JAIM22: IVA ŠINTIĆ - La Court des Maréchaux
L'avenir; La forêt de tubes // Partie 2
Inspirée par les processus industriels et guidée par les écrits philosophiques de Vilém Flusser , j’ai créé une série de dessins qui explore la relation entre l'homme et son outil dans un environnement de production. Afin de mener à bien ce projet, j’ai visité plusieurs usines pour faire mes recherches sur ce thème majeur dans l’industrie d’aujourd’hui. Grâce à cette immersion, j’ai pu capturer les moments d'interaction entre les deux acteurs de cette chorégraphie (à savoir l’ouvrier et la machine). À travers mes dessins, j'essaie de dépeindre ce que cela signifie pour le travailleur de passer d'un simple outil manuel à une installation complexe, où le mouvement est dirigé par la conception de l'outil et le savoir s’inscrit dans la mémoire de ses muscles. Les images présentées sont le résultat de mes visites dans les usines.

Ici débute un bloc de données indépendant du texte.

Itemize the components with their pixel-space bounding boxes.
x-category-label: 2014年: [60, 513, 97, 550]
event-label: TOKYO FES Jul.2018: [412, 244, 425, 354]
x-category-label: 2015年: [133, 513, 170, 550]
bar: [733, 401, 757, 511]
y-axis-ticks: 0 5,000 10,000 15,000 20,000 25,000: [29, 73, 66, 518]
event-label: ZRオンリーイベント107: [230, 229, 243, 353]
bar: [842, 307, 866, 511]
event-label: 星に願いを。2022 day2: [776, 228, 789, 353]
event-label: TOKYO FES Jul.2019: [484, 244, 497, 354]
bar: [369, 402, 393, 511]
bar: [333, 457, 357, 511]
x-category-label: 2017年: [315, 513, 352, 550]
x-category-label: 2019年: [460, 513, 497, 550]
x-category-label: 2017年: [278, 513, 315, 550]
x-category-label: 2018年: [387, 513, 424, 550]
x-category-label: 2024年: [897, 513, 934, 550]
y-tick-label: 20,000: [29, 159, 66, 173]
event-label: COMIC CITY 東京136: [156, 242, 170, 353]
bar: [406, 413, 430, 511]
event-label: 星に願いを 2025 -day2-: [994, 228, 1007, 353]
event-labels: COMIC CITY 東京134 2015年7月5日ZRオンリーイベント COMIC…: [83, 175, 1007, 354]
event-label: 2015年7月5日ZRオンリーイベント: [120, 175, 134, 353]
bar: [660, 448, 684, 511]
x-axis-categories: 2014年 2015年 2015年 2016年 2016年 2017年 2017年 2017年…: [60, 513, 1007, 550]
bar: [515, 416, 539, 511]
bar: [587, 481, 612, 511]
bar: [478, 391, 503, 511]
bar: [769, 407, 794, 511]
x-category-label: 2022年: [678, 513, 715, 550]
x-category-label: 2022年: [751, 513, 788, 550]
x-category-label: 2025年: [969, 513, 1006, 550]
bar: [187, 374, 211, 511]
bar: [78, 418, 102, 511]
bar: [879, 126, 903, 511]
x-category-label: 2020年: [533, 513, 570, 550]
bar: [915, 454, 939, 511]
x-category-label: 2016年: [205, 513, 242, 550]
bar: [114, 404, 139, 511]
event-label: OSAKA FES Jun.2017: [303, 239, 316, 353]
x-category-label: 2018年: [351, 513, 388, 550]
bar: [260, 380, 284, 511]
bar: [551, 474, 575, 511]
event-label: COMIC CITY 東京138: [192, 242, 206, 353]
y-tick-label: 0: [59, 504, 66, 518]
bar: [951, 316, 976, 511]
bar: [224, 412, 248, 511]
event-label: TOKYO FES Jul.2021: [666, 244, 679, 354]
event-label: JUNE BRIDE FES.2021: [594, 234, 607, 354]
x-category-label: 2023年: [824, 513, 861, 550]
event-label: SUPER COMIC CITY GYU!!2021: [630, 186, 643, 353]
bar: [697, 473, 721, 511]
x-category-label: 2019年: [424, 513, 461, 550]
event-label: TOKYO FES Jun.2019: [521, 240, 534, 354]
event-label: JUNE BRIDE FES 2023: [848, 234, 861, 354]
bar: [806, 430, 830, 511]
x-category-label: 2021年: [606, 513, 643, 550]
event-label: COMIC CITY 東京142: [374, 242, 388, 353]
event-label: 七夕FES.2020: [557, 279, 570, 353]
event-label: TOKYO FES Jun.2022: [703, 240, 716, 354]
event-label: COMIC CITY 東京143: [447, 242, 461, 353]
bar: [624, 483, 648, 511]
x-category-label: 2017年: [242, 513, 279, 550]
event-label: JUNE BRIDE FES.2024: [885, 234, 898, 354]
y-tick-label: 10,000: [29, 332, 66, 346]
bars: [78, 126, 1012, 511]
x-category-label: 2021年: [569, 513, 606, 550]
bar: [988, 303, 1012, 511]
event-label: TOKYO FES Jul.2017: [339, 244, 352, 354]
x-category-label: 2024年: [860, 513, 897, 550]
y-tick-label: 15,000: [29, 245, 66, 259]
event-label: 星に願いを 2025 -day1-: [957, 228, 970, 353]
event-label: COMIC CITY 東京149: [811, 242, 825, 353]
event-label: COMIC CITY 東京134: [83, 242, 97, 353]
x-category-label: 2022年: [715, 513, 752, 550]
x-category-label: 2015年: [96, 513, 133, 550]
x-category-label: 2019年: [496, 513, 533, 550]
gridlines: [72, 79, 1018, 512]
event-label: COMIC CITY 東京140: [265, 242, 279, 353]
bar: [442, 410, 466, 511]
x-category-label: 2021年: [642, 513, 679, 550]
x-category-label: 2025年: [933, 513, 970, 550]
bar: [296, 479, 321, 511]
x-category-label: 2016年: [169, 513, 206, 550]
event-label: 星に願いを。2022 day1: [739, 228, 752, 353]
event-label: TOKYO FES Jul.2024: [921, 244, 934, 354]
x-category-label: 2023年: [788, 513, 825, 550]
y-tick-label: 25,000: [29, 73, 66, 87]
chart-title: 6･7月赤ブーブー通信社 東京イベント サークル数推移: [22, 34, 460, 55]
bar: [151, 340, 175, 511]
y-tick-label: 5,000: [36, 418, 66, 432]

Les dessins, gravés au laser sur un support en verre sur lequel est projetée de la lumière, donnent vie à cette chorégraphie 4.0
« Il apparaît de plus en plus que la relation entre l'homme et le robot est réversible et qu'ils ne peuvent fonctionner qu'ensemble : l'homme en effet en fonction du robot, et du même coup le robot en fonction de l'homme''
V.Flusser, The shape of things, Reakton books 1999, p.48
En commençant ce projet, je m'imaginais trouver des extrêmes : des salles blanches stériles contrôlées uniquement par des robots ou des chaînes de montage où la division du travail est répartie en tâches minuscules qui ne se rejoignent qu'au point final, dont le travailleur n'est pas forcément conscient de ce qu'est le produit final. Cependant, dans les espaces que j'ai visités, l'histoire a encore un pied dans les processus, et la main humaine qui exécute chaque tâche est bien informée de la finalité de sa production.
Aujourd'hui, nous nous concentrons principalement sur la numérisation des processus, de l'internet des objets, des machines qui remplacent l'homme dans les tâches manuelles, cependant nous pouvons affirmer avec certitude que même l'outil contemporain le plus intelligent n'est pas encore capable d'inventer le nouvel outil, la nouvelle machine, ou de l'assembler sans qu'elle soit assemblée au préalable par un être humain. Par conséquent, même dans les usines du futur où tout peut être fabriqué en appuyant sur un bouton, il y a un humain au début et au milieu - qui construit cet outil et qui l'entretient.
C’est à Alsachimie, sans hésiter, que j’ai trouvé la machinerie la plus gigantesque: la construction massive de la raffinerie. Un village de tuyaux et de tubes, combiné à la construction métallique qui les maintient, et les petits espaces divisés par des rails de sécurité. Là, je regarde le futur et le passé assis l'un à côté de l'autre. Les installations massives - un outil de raffinage des produits chimiques - sont reliées aux systèmes numériques qui permettent de les manipuler. Il ne reste plus que quelques vannes à manipuler à la main, et l'humain a pour fonction de diriger le logiciel ou d’effectuer des contrôles.
Dans l'atelier de métallurgie, le temps s'est arrêté quelques instants. Mêlées aux outils modernes, les anciennes machines dont le design et la fonction semblent intemporels sont toujours en usage. C'est là que j’ai été impressionnée : les différents composants qui doivent être réparés ou remplacés sont fabriqués pièce par pièce au lieu d'une production massive. Ici, ils passent directement entre les mains des ouvriers et en seulement une heure, tout dommage peut être réparé.
« Il devient de plus en plus évident que la relation entre l'homme et le robot est réversible et qu'ils ne peuvent fonctionner qu'ensemble : l'homme en effet en fonction du robot, et du même coup le robot en fonction de l'homme… '' (Flusser, 48)
Pour réaliser les dessins, j'utilise les photographies que j'ai réalisées lors de ma visite. Ils montrent l'inspection du village des tubes et les moments passés à l'atelier. Je superpose les images, dessine, enlève, et rajoute : le casque de soudeur se soulève et se pose - et on sait où commence et où finit la diode de soudage. Même derrière son écran complètement noir, le corps comprend cet ajout à la longueur des bras et les interprète avec lui comme si c'était le sien.